Sunday, January 29, 2012


Uganda is a sad story. If the Auditor General is mandated to audit all areas where Government spends money, how can a company refuse to get documents concerning its agreements the basis on which payments are made among other things? Those in authority ought to move from childish way of doing business and realize that they have to do their duties professionally. Many of these reflections like those concerning Aggreko are real scandals. How can the auditor general on a serious note say that he failed to locate a company onwhich Government spends billions? If it is not a lie, then Uganda needs a lot of prayers.
William Kituuka Kiwanuka
Auditor General fails to acquire info on Aggreko
Posted Thursday, January 26 2012 at 00:00
In Summary
The power generator reportedly refused to provide information about its operations. The Auditor General’s attempts to review the power purchase agreements between the government and thermal power generator, Aggreko, have hit a snag with the latter refusing to provide information about its operations. Due to delays in commissioning Bujagali Dam, the government early this month extended Aggreko’s contract by three months, something that will earn the company Shs432 billion.
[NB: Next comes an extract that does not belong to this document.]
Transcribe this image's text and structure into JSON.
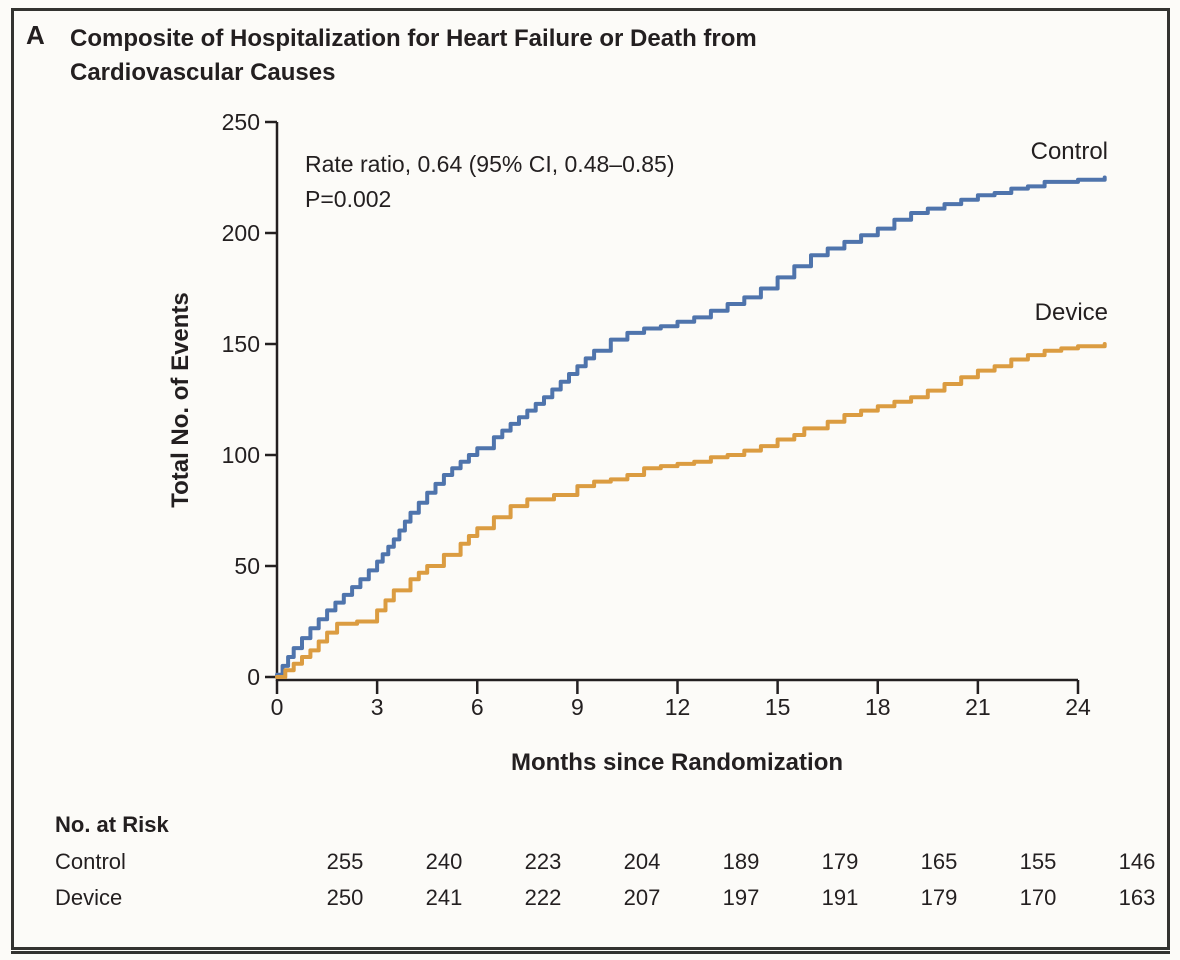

Mr John Muwanga, the Auditor General, told Parliament’s Ad hoc Committee on Energy that despite several requests over a period of six months, the company did not honour requests to provide information. “Aggreko did not cooperate with my review,” said Mr Muwanga while appearing before the committee. Article 163 of the 1995 Constitution mandates the Office of the Auditor General (OAG) to conduct financial and value for money audits in respect to any projects involving public funds. The AG in September started a review of the energy sector to assess the extent to which the objectives of the energy sector reforms have been achieved and is expected to submit its findings to Parliament. He said it was ‘poor planning’ to extend the first two contracts with Aggreko by three years each instead of one six-year contract. “If the licences had been for [a] six-year duration, the tariff would have been lower,” said Mr Muwanga. The AG’s attempts to locate the physical address of Aggreko and its shareholders have also been taxing because its (Aggreko) office on Kampala Road ‘could not be located’ and as a result the AG office was referred to Dubai.
Brief case company
Mr Simon Mulongo, Bubulo East MP (NRM), said Aggreko ‘could be a briefcase company’. Mr Anthony Kimuli, an official from the OAG, said they would turn to the Registrar of Companies to establish the shareholders of Aggreko. The Senior Legal Counsel in the OAG, Ms Caroline Banabana, said Parliament should amend the Companies Act so as to give the Auditor General power to audit private firms. “We wouldn’t want a situation where we audit a private company and later be sued for acting beyond our powers,” said Ms Banabana. However, Ms Ann Maria Nankabirwa, MP for Kyankwanzi (NRM), said since such private firms are doing business with the government, it does not require amendment of the law, adding that the OAG is supposed to protect the interests of the government.